Para tal leitor, os textos éticos, mais explícitos, são apenas trabalhos que
podem ser colocados ao lado de tantos outros sobre lógica, ciências sociais,
teoria de probabilidade, psicologia, música [...], além da física, da filosofia
da mente etc. A busca da raiz ética, assim, perde todo o sentido, pois a ética
não passa de um tema a mais entre os textos publicados por Popper. Os fatos
marcantes de sua vida, que exigiram uma resposta ética, parecem, então não
ter reflexo em sua obra: qualquer um teria agido como Popper agiu. As
circunstâncias vividas não aparecem refletidas em sua obra: ao leitor
ingênuo, Popper conseguiu, de certa forma, realizar um processo de
abstração: fez filosofia desligado do mundo, embora, às vezes, tome temas
ligados ao mundo como objeto de seu pensar. (OLIVEIRA, 2011, p 32).
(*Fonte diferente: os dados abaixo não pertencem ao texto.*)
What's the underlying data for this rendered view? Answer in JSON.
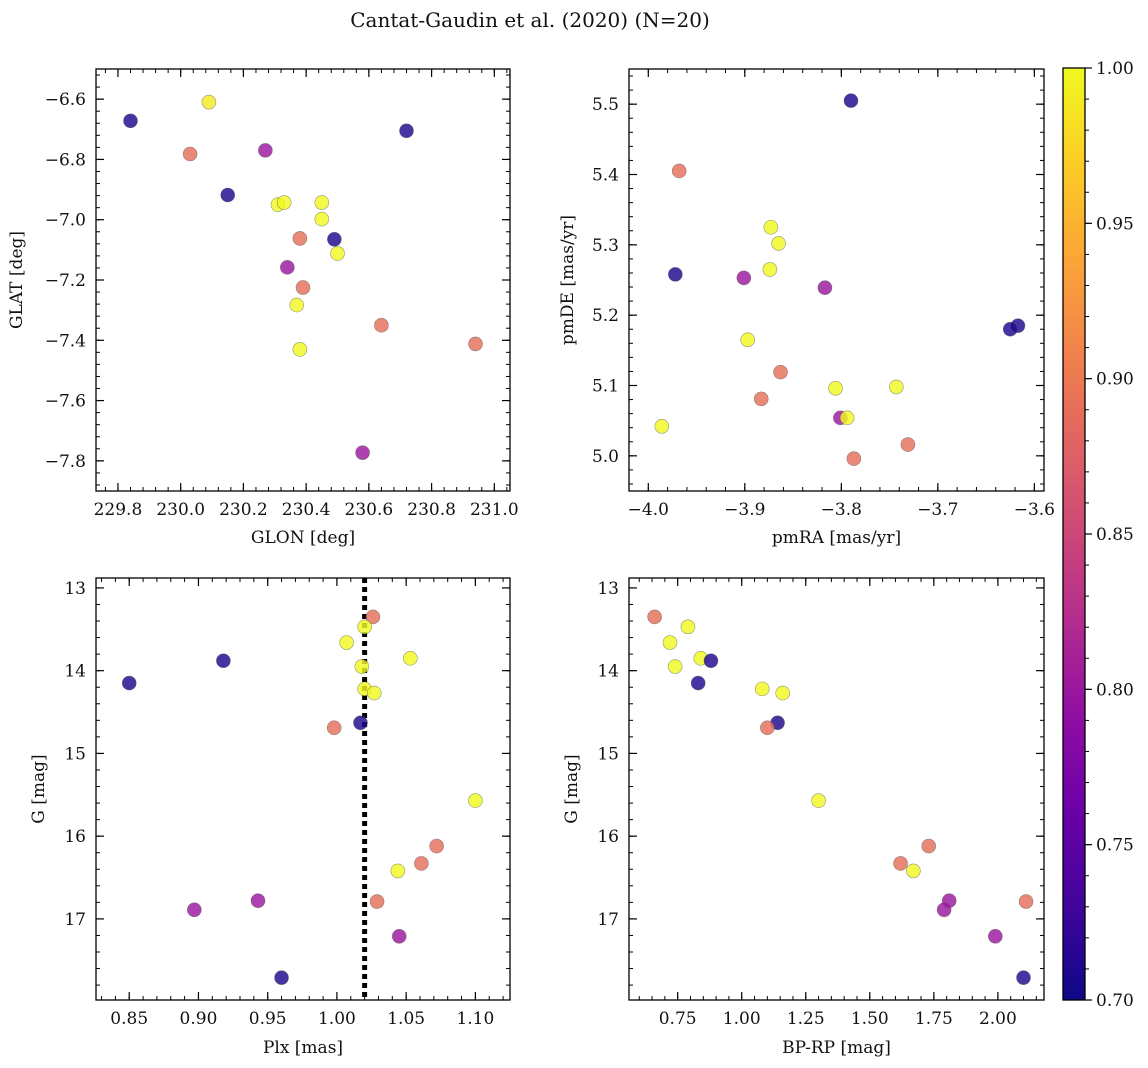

A partir de aspectos da Autobibliografia Intelectual de Popper, sobre a sua relação
para com o sentimento da compaixão (1977, p. 15) , Oliveira observa que a base das reflexões
do racionalismo crítico são as questões morais. Contudo “não foi exclusivamente a
compaixão o elemento responsável pelo surgimento da base ética de sua filosofia: devem-se
acrescentar outros elementos específicos, como por exemplo, a atitude crítica.” (OLIVEIRA,
2011, p. 42). Para realizar a reinterpretação do racionalismo crítico, Oliveira utiliza a Lógica
y Ética en Karl Popper de Mariano Artigas (1998, p. 69 apud OLIVEIRA, 2011, p. 89),
afirmando que “toda a obra de Popper está dirigida, fundamentalmente, nessa direção. Desde
suas experiências de 1919, orientou-se por um caminho no qual estão juntos os problemas
epistemológicos e os problemas sociais, intentando promover uma atitude social baseada na
razão e oposta à violência.” Oliveira (2011) se baseia nas pesquisa de Artigas (1998) para
reconstituir a nova hermenêutica do racionalismo crítico a partir das experiências da
juventude política de Popper ocorridas em 1919250.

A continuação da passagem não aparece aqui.